Dengan memakai prakiraan utang selama tahun 2020 akan bertambah Rp1.400 triliun, maka posisi utang per akhir 2020 menjadi Rp6.179 triliun.
Berapa rasionya atas Produk Domestik Bruto (PDB)? Bergantung asumsi pertumbuhan ekonomi dan inflasinya.
Sementara ini dari paparan kemenkeu dikatakan outlook defisit APBN 2020 sebesar Rp852,9 triliun sebagai 5,07% dari PDB. Artinya, PDB nominal diasumsikan sebesar Rp16.800 triliun.
Dengan PDB sebesar itu, maka rasio utang atas PDB, mencapai 36,78%.
Sebagai informasi tambahan, ketika posisi utang diumumkan bulan Januari 2020 sebesar Rp4.779 triliun disebut memiliki rasio atas PDB sebesar 29,8%. PDB diprakirakan sebesar Rp16.040 triliun, karena belum tersedia publikasi PDB setahun dari BPS. Kemudian, PDB ternyata hanya sebesar Rp15.834 triliun, maka rasionya menjadi 30,18%.
Perppu telah memberi payung hukum untuk menambah pembiayaan utang lagi, jika diperlukan akibat perkembangan kondisi nanti. Kurs rupiah juga belum terlalu aman untuk dipastikan akan menguat.
Terlepas dari keterpaksaan menambah utang karena pandemi Covid-19, faktanya utang pemerintah akan meroket pada tahun 2020. Dapat saja pembiayaan utang mencapai Rp1.300 triliun dan kurs menyentuh Rp20.000. Artinya posisi utang mencapai Rp6.800 triliun dengan rasio 40% atas PDB.
Pengalaman buruk dampak krisis 1997/1998 pada lonjakan utang pemerintah patut diwaspadai. Utang Pemerintah terus melaju kencang, secara nominal dan rasio, hingga tahun 2000. Biaya utangnya masih dirasakan hingga belasan tahun kemudian.

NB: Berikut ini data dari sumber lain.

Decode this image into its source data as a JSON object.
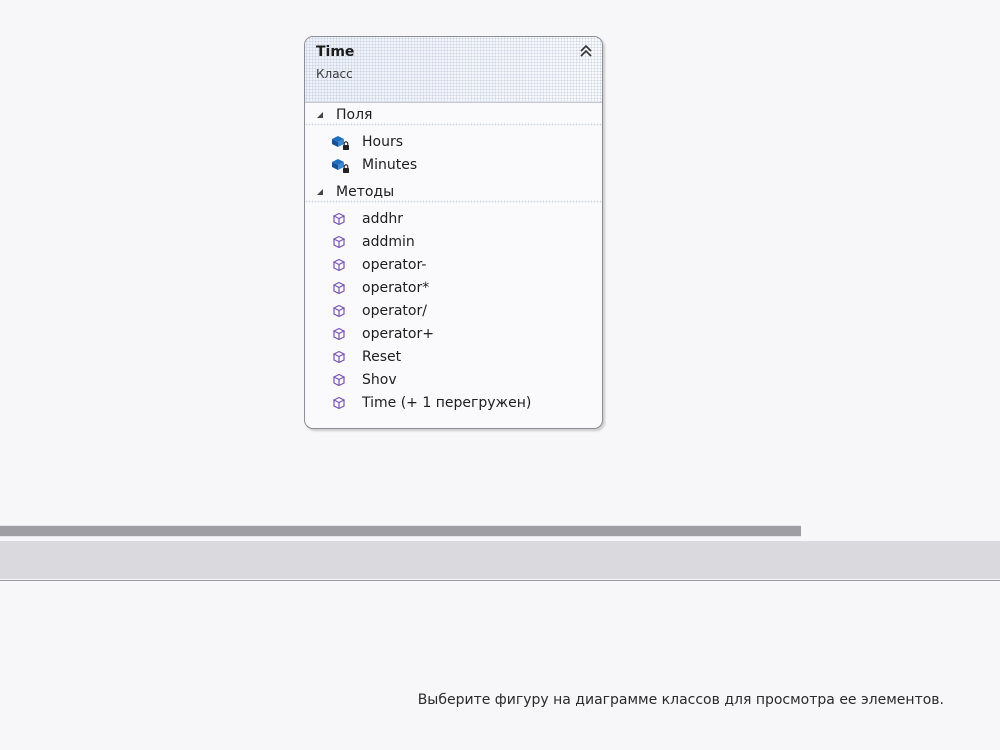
{
  "class_shape": {
    "title": "Time",
    "subtitle": "Класс",
    "collapse_icon": "double-chevron-up-icon",
    "sections": [
      {
        "label": "Поля",
        "member_icon": "field-lock-icon",
        "items": [
          "Hours",
          "Minutes"
        ]
      },
      {
        "label": "Методы",
        "member_icon": "method-cube-icon",
        "items": [
          "addhr",
          "addmin",
          "operator-",
          "operator*",
          "operator/",
          "operator+",
          "Reset",
          "Shov",
          "Time (+ 1 перегружен)"
        ]
      }
    ]
  },
  "colors": {
    "field_icon_blue": "#1e6fbf",
    "method_icon_purple": "#7a55b0"
  },
  "details": {
    "hint": "Выберите фигуру на диаграмме классов для просмотра ее элементов."
  }
}
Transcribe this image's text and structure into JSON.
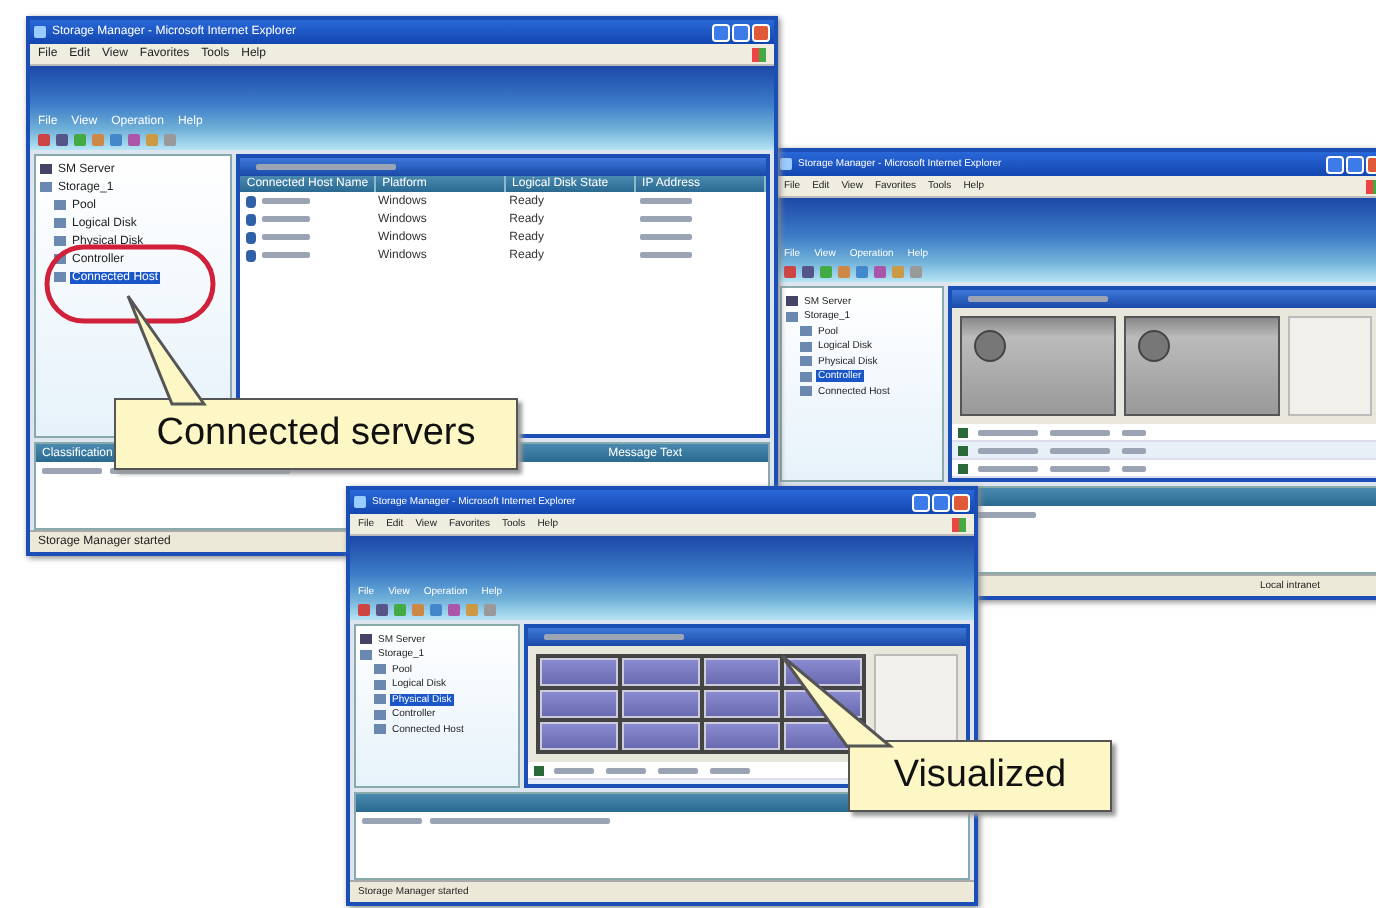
{
  "windows": [
    {
      "title": "Storage Manager - Microsoft Internet Explorer",
      "menu": [
        "File",
        "Edit",
        "View",
        "Favorites",
        "Tools",
        "Help"
      ],
      "app_menu": [
        "File",
        "View",
        "Operation",
        "Help"
      ],
      "tree_root": "SM Server",
      "tree": [
        {
          "label": "Storage_1",
          "selected": false,
          "children": [
            {
              "label": "Pool",
              "selected": false
            },
            {
              "label": "Logical Disk",
              "selected": false
            },
            {
              "label": "Physical Disk",
              "selected": false
            },
            {
              "label": "Controller",
              "selected": false
            },
            {
              "label": "Connected Host",
              "selected": true
            }
          ]
        }
      ],
      "content": {
        "kind": "hosts",
        "columns": [
          "Connected Host Name",
          "Platform",
          "Logical Disk State",
          "IP Address"
        ],
        "rows": [
          {
            "platform": "Windows",
            "state": "Ready"
          },
          {
            "platform": "Windows",
            "state": "Ready"
          },
          {
            "platform": "Windows",
            "state": "Ready"
          },
          {
            "platform": "Windows",
            "state": "Ready"
          }
        ]
      },
      "message_columns": [
        "Classification",
        "Message Text"
      ],
      "status": "Storage Manager started"
    },
    {
      "title": "Storage Manager - Microsoft Internet Explorer",
      "menu": [
        "File",
        "Edit",
        "View",
        "Favorites",
        "Tools",
        "Help"
      ],
      "app_menu": [
        "File",
        "View",
        "Operation",
        "Help"
      ],
      "tree_root": "SM Server",
      "tree": [
        {
          "label": "Storage_1",
          "selected": false,
          "children": [
            {
              "label": "Pool",
              "selected": false
            },
            {
              "label": "Logical Disk",
              "selected": false
            },
            {
              "label": "Physical Disk",
              "selected": false
            },
            {
              "label": "Controller",
              "selected": true
            },
            {
              "label": "Connected Host",
              "selected": false
            }
          ]
        }
      ],
      "content": {
        "kind": "controllers"
      },
      "status": "Local intranet"
    },
    {
      "title": "Storage Manager - Microsoft Internet Explorer",
      "menu": [
        "File",
        "Edit",
        "View",
        "Favorites",
        "Tools",
        "Help"
      ],
      "app_menu": [
        "File",
        "View",
        "Operation",
        "Help"
      ],
      "tree_root": "SM Server",
      "tree": [
        {
          "label": "Storage_1",
          "selected": false,
          "children": [
            {
              "label": "Pool",
              "selected": false
            },
            {
              "label": "Logical Disk",
              "selected": false
            },
            {
              "label": "Physical Disk",
              "selected": true
            },
            {
              "label": "Controller",
              "selected": false
            },
            {
              "label": "Connected Host",
              "selected": false
            }
          ]
        }
      ],
      "content": {
        "kind": "disks"
      },
      "status": "Storage Manager started"
    }
  ],
  "callouts": [
    {
      "text": "Connected servers"
    },
    {
      "text": "Visualized"
    }
  ]
}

Penulis tidak berpandangan bahwa utang tidak perlu ditambah. Melainkan perlu diperhitungkan secara cermat, dan dijelaskan lebih terbuka kepada publik.
Semoga yang terjadi tidak terlampau buruk. Semoga para pengambil kebijakan tetap amanah dan mampu memutuskan yang terbaik bagi negeri. Bagi rakyat negeri, lintas generasi.